Across all currencies the term structure of volatility has become more inverted (short dates have rallied more than longer dates). The option prices seen in the market imply more movement is expected over the short-term.
ANALYSIS
Throughout 2023 and particularly over the last few months volatility has been trending lower. The chart below displays the trend since April 2023 for the 3-month EUR/USD market (implied) volatility. The reason for the lower volatility has been driven by the market spot movement (the second chart below). Although daily movement has been observed with the news and data releases, the market has been largely rangebound which has driven option volatility lower as a result.
The expected movement of the spot market determines the implied volatility and in turn the option prices. It can be observed that volatility is usually elevated around key market moving events and lower around times when markets are quiet such as holiday periods. A couple of weeks ago post 4th July break, markets certainly had that holiday feel however, since then uncertainty has returned and volatility has rallied.
EUR/USD 3-month market traded (implied) volatility since April 2023
Percentage movement in AUD, JPY, EUR, GBP and CAD against the USD (base 100) over the same period.
It’s worth noting that volatility is not just a single figure it has term structure as the market caters for options of all dates to satisfy those both hedging or for those trading the market. The term structure at the extremes has two forms. Firstly, the term structure can be normal. In a normal curve volatility increases as the time to expiry increases. The second curve is an inverted curve where volatility is highest for short-dated options and then decreases as the time to expiry increases.
AUD/USD
The chart above shows the AUD/USD term structure of volatility increasing and moving from flat to inverted. The lower curve is for 14 July and the upper curve the as of 26 July. AUD/USD is a risk currency and signals that spot movement is expected in the short-term rather than longer-term.
EUR/USD
The chart above shows the EUR/USD term structure of volatility increasing. The lower curve is for 14 July and the upper curve the as of 26 July. The shape of the curve in this case has not changed significantly.
USD/JPY
The chart above shows the USD/JPY term structure of volatility increasing. The lower curve is for 14 July and the upper curve the as of 26 July. Demand for shorted dated options has made the curve more inverted.
USD/CAD
The chart above shows the USD/CAD term structure of volatility moving from normal. The lower curve is for 14 July and the upper curve the as of 26 July. The curve has been quite normal, indicating that movement is expected less in the short term. After the change the curve is almost flat.
GPB/USD
The chart above shows the GBP/USD term structure of volatility increasing and move from normal to inverted. The lower curve is for 10 July and the upper curve the as of 26 July. In this curve longer dated volatility has fallen and short-dates volatility has risen significantly.
CONCLUSION
The analysis of the term structure of volatility across major currencies has indicated that market sentiment has shifted over the last two weeks. Short-term uncertainty has replaced the quiet North Hemisphere summer vibe. The key driver of FX remains the data which in turn alters the expectations of monetary policy. This data will be closely watched as should any open exposures over this period.

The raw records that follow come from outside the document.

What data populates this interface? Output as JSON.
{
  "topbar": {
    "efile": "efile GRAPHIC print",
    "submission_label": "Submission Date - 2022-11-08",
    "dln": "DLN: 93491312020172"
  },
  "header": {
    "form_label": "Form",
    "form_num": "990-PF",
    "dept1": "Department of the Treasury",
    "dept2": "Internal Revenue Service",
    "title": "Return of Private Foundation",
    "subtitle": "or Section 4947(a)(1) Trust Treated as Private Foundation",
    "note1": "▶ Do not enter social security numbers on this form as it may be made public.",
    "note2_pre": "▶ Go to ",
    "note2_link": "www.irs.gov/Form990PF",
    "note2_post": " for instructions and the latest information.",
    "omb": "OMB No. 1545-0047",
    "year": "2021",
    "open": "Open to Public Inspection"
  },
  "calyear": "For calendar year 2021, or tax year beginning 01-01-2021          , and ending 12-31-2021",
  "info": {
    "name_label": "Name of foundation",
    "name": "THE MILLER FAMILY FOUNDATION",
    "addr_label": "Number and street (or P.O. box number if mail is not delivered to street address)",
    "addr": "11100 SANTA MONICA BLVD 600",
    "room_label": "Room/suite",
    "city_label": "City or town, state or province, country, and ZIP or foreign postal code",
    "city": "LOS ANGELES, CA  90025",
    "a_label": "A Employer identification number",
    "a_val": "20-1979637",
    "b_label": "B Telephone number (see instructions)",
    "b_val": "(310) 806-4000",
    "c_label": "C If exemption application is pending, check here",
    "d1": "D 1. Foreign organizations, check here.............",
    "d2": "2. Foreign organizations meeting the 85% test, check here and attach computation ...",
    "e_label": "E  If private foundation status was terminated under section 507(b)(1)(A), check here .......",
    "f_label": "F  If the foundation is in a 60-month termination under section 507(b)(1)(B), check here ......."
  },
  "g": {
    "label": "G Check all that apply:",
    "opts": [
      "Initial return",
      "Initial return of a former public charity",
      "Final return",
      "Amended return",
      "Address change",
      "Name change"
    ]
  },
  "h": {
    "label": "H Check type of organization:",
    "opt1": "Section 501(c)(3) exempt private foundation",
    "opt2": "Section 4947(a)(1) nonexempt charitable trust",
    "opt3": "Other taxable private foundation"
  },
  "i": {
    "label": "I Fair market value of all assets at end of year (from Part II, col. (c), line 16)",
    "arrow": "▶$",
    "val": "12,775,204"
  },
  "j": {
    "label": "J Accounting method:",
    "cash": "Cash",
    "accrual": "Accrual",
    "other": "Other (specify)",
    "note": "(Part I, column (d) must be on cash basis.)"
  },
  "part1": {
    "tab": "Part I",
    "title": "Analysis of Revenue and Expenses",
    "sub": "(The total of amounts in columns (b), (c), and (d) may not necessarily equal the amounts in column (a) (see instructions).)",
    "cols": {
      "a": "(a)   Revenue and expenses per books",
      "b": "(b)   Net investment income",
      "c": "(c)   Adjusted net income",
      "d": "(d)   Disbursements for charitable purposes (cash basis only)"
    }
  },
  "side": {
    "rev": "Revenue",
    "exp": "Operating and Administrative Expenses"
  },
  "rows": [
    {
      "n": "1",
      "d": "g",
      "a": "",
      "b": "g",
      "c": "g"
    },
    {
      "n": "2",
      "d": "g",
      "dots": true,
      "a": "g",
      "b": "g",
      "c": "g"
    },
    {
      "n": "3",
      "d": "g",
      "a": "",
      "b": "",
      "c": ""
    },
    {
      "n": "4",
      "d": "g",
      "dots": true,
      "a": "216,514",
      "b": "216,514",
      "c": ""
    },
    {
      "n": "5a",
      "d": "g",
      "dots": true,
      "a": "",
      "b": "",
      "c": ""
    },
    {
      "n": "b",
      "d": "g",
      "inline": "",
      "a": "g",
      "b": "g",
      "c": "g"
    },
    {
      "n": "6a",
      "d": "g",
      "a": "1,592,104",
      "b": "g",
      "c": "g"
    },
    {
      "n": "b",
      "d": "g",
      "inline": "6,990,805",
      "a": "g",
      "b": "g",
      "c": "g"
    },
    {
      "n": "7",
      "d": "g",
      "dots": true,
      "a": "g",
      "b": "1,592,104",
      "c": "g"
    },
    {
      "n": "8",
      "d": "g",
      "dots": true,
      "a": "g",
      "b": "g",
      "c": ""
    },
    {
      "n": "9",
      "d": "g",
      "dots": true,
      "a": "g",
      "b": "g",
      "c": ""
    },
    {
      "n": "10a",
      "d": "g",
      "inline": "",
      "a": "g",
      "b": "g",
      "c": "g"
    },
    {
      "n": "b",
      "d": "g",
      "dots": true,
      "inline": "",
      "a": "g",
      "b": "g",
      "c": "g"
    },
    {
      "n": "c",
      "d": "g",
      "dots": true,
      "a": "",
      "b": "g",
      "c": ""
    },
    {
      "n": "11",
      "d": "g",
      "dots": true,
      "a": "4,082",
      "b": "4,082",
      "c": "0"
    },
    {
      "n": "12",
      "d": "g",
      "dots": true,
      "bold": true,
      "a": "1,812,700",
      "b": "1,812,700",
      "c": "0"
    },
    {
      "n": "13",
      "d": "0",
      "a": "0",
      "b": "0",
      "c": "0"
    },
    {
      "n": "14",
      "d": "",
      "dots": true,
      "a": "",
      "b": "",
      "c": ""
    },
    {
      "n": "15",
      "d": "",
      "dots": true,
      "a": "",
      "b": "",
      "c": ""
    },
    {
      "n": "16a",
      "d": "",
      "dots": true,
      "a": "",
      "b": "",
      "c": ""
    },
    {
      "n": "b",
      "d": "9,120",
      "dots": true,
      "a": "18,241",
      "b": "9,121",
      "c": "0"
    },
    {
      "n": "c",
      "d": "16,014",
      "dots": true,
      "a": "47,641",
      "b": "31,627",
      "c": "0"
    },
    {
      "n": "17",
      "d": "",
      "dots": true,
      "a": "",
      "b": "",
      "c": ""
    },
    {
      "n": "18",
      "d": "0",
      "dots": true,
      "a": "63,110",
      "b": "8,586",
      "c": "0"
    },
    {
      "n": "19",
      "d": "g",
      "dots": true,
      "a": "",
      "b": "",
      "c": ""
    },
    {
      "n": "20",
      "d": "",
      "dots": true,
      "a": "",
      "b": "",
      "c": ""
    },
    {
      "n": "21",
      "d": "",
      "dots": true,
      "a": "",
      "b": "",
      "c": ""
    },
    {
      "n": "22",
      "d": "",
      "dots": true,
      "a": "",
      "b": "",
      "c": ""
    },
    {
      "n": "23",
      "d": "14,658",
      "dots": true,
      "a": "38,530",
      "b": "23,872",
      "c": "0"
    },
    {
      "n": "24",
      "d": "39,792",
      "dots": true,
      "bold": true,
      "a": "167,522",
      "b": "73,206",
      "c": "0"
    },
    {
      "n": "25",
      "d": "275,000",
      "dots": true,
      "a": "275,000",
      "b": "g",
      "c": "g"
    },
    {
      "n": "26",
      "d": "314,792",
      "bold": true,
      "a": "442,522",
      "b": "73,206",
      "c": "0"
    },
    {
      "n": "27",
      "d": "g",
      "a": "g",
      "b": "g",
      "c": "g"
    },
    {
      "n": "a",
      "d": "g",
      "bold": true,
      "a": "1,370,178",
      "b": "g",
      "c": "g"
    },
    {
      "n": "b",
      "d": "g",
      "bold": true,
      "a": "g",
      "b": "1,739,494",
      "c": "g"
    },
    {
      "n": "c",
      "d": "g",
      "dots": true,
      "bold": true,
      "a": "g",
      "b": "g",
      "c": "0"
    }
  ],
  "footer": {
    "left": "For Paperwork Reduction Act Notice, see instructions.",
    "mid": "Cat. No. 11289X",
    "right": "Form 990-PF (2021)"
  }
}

This document is for information purposes only and does not constitute any recommendation or solicitation to any person to enter into any transaction or adopt any trading strategy, nor does it constitute any prediction of likely future movements in exchange rates or prices or any representation that any such future movements will not exceed those shown on any illustration. All exchange rates and figures appearing are for illustrative purposes only. You are advised to make your own independent judgment with respect to any matter contained herein.